I have a follow-up question: though I don’t know a huge amount about the details of shareholder engagement, it seems that a resolution to write down the value of unburnable carbon would likely be thrown out by the SEC’s “ordinary business operations” clause. Am I completely mistaken? I’ve seen far meeker resolutions thrown out, such as this one: http://www.sec.gov/divisions/corpfin/cf-noaction/14a-8/2012/greencentury012312-14a8-incoming.pdf
Thank you for your thoughtful comment and excellent question. I also appreciate that you recognize that this is a discussion of tactics among different actors within the movement to stop climate change. I am very impressed with the work of you and your friends at Swarthmore Mountain Justice.
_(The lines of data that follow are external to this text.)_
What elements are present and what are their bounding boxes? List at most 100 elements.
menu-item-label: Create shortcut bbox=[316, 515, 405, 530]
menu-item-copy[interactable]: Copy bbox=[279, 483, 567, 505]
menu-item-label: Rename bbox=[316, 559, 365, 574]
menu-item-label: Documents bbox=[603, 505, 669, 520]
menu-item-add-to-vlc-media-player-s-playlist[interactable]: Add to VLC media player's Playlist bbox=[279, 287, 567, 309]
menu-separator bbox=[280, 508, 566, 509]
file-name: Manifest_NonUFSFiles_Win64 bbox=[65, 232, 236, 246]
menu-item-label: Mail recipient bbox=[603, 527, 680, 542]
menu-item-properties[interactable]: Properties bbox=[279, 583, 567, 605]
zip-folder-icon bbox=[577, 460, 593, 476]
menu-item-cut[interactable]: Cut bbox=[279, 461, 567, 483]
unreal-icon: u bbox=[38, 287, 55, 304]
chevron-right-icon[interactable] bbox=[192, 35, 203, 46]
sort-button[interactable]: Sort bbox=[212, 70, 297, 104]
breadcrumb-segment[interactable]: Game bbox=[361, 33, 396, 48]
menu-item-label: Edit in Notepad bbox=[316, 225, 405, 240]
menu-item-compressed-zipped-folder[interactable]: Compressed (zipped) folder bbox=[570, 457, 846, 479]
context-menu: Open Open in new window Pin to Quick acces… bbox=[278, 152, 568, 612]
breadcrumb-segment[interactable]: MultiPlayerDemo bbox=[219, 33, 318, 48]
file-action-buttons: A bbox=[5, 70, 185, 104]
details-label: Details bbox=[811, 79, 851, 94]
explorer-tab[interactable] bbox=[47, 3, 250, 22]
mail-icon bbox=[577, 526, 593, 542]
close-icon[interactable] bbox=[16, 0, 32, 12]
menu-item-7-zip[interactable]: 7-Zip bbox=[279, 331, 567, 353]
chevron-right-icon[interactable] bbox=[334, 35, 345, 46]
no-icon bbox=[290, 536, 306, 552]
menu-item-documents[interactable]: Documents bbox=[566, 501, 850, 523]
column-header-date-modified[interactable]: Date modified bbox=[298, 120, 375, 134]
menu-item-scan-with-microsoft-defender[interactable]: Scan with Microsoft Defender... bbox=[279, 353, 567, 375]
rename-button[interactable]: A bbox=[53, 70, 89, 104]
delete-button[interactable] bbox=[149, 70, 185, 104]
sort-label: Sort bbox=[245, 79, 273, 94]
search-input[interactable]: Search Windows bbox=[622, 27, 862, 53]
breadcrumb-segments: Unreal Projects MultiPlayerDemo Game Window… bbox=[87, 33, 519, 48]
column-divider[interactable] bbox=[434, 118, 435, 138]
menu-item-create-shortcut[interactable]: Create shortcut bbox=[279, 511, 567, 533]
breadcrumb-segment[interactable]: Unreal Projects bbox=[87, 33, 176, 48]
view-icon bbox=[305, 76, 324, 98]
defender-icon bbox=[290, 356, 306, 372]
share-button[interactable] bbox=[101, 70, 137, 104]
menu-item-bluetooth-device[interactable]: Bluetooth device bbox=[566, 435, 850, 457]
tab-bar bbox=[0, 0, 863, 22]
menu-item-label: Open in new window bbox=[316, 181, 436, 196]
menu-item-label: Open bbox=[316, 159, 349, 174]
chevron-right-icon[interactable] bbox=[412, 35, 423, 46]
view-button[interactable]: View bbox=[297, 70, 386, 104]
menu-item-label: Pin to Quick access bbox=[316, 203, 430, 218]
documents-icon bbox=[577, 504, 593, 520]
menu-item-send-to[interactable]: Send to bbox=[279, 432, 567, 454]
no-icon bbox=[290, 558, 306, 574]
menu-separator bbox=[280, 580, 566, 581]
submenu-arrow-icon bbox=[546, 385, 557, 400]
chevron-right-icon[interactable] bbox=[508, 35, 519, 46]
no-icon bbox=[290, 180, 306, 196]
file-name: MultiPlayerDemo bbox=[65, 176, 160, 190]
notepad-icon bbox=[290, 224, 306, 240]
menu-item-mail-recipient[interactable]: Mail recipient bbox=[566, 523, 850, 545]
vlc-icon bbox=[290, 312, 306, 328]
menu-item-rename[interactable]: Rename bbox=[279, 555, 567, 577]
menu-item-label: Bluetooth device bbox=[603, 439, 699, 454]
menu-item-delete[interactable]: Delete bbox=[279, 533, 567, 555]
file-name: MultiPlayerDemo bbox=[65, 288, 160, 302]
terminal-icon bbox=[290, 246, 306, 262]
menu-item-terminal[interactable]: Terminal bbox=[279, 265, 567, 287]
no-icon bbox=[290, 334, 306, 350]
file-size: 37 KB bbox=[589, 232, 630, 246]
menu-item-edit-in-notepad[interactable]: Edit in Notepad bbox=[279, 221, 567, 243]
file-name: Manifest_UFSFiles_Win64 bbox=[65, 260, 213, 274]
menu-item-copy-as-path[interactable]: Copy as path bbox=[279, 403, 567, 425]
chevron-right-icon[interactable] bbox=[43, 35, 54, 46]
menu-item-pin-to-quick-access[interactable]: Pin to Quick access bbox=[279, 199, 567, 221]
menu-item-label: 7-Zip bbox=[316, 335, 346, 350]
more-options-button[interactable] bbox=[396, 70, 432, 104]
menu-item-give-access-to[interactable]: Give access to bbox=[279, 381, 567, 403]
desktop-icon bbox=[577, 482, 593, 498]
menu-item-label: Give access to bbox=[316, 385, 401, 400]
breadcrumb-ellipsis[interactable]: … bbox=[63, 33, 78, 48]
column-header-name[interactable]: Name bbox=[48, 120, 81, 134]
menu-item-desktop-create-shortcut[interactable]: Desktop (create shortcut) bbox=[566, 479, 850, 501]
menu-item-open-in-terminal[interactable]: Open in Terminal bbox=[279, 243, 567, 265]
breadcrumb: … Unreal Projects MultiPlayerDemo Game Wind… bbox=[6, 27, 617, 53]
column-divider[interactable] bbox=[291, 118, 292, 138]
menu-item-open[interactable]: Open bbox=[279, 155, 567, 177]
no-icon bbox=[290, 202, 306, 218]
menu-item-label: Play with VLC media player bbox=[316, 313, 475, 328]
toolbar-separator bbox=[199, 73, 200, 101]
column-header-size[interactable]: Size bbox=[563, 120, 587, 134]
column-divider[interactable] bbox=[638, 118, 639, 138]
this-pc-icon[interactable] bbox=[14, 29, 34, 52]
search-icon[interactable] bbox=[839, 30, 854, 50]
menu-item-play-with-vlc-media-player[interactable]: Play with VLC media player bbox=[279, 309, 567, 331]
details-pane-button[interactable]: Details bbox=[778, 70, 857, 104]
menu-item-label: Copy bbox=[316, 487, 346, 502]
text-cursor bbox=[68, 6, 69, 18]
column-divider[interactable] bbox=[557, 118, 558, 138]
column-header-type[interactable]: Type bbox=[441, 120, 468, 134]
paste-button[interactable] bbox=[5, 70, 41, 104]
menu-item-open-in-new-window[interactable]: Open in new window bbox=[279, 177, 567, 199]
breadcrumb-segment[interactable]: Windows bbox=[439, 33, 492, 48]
To answer your question, shareholder activists have already successfully brought resolutions this year on the carbon bubble at Consol Energy and Alpha Natural Resources. (See this article at Socialfunds.com.) Wearing my Unitarian Universalist Association hat, I am part of the initiative by Ceres to file many more resolutions of this type at the fossil fuel companies this Fall. (That is in addition to a number of other initiatives to step up shareholder advocacy at the fossil fuel companies that will be unveiled publicly soon.) That is not to say that the fossil fuel companies will not try to find a way to exclude those resolutions in the future. Chevron and ExxonMobil are particularly aggressive in challenging any resolution using any argument that might work. But there is no sign at present that the SEC will accept the corporations’ arguments and allow them to exclude those resolutions.